Is there a way to make Dataloader use python threads instead of multiprocess?
No, there is currently no way to use multi-threads. As far as I know, a multi-threaded loader would run into the Python GIL, which would yield a bad performance, thus multi-processing is used.
I think there’s a couple catches to the GIL where you can still get good parallel performance using python threads. I could be wrong, but here is what I believe to be true:
- The GIL simulates compute bound tasks of multiple threads through preemptive multitasking. So if you have N processors, you will not get an N-fold speedup.

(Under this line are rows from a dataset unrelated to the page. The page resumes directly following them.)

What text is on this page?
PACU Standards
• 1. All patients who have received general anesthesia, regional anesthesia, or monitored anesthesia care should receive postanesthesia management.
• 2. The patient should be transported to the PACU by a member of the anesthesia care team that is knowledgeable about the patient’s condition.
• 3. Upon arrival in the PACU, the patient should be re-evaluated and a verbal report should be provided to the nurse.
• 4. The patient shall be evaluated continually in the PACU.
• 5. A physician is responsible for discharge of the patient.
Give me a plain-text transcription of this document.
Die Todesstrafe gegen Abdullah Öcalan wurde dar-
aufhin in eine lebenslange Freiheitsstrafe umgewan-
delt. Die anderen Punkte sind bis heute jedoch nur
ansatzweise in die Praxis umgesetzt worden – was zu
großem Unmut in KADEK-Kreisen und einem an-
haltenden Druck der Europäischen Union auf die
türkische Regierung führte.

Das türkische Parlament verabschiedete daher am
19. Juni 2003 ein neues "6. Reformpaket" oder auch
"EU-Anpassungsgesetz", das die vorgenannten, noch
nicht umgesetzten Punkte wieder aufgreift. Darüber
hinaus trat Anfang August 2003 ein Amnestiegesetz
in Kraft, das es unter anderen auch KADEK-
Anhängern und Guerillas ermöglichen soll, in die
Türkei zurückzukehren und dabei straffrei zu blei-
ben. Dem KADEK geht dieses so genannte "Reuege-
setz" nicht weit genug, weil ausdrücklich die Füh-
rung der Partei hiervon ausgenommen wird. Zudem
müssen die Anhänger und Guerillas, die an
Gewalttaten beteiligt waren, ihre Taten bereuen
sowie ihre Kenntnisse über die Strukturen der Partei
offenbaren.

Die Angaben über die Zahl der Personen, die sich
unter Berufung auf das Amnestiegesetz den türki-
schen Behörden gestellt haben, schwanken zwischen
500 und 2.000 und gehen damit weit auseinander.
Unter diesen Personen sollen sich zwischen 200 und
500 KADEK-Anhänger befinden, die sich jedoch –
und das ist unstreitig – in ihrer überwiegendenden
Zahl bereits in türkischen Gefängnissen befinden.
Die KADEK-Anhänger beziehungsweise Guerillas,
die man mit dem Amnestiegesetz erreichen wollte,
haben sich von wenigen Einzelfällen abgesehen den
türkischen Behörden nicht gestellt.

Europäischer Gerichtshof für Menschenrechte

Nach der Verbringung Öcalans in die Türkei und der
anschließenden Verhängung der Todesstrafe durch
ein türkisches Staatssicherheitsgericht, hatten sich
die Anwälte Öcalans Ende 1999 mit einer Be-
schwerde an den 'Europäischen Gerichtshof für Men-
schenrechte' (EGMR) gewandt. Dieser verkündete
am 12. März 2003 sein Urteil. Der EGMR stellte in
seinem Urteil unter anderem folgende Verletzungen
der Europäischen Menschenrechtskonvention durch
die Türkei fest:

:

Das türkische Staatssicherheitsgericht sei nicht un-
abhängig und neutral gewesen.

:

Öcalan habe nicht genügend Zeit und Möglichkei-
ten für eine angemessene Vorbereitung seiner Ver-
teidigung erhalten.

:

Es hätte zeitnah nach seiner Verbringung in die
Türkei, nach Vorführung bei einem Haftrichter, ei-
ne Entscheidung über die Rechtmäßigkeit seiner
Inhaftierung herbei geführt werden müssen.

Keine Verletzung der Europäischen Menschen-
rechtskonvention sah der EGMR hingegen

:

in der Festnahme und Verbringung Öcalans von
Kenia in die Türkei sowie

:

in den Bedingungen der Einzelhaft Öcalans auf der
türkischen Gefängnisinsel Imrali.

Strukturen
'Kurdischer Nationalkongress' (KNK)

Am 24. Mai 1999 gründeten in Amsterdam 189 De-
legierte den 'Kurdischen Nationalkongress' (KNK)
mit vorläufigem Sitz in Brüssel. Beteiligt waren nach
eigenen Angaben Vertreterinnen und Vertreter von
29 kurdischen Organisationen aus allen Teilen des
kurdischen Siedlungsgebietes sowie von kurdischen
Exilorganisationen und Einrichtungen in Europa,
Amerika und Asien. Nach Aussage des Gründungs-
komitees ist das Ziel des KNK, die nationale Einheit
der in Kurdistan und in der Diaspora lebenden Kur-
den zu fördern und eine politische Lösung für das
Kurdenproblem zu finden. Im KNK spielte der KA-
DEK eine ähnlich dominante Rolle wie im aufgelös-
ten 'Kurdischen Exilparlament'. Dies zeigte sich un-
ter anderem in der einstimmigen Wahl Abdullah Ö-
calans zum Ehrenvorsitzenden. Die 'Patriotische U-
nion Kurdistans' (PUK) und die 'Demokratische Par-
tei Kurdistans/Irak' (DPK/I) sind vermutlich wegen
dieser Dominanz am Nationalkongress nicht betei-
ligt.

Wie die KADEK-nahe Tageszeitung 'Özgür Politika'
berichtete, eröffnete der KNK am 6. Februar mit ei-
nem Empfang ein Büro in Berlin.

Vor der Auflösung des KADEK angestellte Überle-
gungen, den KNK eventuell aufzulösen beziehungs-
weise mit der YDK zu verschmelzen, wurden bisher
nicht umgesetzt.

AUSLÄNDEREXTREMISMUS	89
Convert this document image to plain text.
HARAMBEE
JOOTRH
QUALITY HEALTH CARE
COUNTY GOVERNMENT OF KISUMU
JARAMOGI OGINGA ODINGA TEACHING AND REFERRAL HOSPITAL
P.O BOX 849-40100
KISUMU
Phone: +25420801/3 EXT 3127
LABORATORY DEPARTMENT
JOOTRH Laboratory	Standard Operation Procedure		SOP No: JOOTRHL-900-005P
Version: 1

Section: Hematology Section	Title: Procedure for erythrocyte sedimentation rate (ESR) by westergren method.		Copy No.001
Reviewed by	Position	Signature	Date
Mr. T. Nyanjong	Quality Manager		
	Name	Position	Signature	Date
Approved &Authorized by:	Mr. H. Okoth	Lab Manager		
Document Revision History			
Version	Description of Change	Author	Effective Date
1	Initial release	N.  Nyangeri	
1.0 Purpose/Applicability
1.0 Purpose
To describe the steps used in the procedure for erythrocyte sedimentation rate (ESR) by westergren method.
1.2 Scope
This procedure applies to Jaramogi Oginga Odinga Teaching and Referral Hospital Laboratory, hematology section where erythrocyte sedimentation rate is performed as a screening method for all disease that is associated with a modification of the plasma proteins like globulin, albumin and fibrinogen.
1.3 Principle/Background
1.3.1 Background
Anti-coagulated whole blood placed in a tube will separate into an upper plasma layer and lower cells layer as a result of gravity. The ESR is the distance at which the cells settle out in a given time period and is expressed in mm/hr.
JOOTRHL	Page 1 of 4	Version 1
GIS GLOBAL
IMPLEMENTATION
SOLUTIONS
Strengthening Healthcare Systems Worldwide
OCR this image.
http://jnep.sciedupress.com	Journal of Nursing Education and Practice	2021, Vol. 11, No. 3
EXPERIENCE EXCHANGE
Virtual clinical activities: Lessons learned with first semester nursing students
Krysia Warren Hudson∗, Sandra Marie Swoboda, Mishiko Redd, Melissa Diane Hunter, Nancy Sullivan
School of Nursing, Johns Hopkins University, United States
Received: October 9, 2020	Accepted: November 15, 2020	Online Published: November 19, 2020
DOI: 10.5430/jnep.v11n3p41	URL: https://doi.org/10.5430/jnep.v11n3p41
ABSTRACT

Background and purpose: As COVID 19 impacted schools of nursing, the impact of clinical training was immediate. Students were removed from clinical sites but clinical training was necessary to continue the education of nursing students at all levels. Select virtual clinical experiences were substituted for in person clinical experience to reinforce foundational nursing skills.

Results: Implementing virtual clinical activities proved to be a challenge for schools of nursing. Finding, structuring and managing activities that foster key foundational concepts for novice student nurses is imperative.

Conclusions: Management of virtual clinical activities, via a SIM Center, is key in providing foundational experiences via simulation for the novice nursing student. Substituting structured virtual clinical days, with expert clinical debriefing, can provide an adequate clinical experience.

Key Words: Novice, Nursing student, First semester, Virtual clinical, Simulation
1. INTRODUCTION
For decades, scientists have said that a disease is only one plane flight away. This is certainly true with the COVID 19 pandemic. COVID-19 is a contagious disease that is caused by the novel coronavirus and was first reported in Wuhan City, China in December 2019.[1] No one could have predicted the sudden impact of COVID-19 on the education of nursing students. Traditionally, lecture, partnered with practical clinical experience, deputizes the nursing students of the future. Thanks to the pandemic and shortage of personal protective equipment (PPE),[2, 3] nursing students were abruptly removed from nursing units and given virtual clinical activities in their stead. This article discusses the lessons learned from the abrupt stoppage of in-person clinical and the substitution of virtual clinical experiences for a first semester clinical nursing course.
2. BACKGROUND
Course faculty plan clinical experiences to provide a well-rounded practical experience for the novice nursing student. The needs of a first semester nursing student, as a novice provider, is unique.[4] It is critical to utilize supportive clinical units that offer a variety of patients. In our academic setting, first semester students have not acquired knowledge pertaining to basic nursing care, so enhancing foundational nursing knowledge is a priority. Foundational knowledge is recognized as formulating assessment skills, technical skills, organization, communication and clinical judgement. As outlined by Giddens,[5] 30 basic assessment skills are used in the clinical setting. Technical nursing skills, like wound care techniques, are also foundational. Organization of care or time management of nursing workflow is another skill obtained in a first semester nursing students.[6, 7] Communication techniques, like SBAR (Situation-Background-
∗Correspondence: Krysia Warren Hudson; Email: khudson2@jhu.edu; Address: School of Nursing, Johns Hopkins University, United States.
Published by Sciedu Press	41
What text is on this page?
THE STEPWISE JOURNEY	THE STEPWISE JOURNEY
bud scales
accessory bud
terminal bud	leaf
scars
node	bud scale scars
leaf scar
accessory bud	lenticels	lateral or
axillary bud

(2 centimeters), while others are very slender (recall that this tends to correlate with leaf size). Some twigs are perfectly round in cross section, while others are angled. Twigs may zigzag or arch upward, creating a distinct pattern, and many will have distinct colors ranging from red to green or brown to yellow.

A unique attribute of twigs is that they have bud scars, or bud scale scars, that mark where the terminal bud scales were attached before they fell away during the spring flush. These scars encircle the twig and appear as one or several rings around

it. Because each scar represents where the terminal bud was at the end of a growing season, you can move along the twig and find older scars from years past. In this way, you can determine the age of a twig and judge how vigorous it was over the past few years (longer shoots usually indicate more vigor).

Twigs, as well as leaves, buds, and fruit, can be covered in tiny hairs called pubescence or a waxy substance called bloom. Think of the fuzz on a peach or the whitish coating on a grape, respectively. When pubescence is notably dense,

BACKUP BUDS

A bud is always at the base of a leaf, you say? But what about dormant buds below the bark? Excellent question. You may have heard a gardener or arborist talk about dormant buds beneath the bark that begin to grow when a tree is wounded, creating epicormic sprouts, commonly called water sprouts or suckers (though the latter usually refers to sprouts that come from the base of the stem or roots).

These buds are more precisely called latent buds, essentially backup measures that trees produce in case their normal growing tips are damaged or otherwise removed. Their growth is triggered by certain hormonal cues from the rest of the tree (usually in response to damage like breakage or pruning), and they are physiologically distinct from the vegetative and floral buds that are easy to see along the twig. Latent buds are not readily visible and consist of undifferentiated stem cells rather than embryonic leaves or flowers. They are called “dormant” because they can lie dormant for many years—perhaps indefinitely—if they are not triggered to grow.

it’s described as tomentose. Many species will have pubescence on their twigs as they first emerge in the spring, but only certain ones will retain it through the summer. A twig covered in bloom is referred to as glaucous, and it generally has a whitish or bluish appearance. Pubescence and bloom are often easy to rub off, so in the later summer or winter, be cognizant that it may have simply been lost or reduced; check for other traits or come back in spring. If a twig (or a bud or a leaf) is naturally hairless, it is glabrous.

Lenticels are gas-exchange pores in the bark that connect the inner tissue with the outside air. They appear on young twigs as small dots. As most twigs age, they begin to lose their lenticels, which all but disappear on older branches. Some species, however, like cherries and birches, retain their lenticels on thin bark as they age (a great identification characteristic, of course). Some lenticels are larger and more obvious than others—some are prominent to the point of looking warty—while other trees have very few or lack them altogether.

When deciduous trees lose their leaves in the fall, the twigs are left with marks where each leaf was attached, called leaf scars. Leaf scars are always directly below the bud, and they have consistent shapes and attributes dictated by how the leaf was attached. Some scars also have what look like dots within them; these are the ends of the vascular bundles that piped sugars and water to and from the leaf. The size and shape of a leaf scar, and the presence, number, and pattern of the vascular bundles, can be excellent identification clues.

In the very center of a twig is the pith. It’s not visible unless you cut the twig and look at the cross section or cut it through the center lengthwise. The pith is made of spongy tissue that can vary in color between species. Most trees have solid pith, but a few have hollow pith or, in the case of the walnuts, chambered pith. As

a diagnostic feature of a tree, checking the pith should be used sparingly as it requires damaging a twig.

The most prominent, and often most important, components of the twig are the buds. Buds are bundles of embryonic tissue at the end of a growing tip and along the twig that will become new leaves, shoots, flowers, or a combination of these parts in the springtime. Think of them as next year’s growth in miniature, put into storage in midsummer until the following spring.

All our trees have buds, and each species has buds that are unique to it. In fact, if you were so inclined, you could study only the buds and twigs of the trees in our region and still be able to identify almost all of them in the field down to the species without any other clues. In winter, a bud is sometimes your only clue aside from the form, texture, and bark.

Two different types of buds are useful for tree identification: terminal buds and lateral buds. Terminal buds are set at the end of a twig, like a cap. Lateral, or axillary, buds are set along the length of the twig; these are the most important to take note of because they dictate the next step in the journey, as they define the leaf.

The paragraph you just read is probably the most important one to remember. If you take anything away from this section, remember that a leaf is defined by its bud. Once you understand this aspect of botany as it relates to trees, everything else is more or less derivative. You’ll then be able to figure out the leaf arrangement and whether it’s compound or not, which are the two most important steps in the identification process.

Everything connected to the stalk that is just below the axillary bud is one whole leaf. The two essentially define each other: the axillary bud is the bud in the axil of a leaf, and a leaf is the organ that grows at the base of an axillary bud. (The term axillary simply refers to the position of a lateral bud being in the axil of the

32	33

- The GIL will yield threads if they get put into the wait state from I/O bound operations. This is handy if you are reading off of a network drive with large latency. This is my situation which is why I asked.
- The GIL can be released by lower level libraries effectively removing the issue with item 1. I believe OpenCV does this. So, my thought is, if my understanding is correct, using OpenCV to do your data augmentation should yield the GIL and thus using multiple threads should give you a speedup.
I am developing in windows and have found multiprocess to be a bit of a headache. For example, different versions of python copy over different parts of the context when making a new process. In generally, process making on Windows isnt as slick as it is on Linux.
Anyone out there reading this, please let me know if something I stated above is incorrect.
I am interested in the same topic, if my dataloader is IO bound (for example because I am reading a lot of small arrays from a slow hard drive) I believe that IO performances would greatly increase using more workers then avialable cpu cores, thus having a thread based data loader could make sense.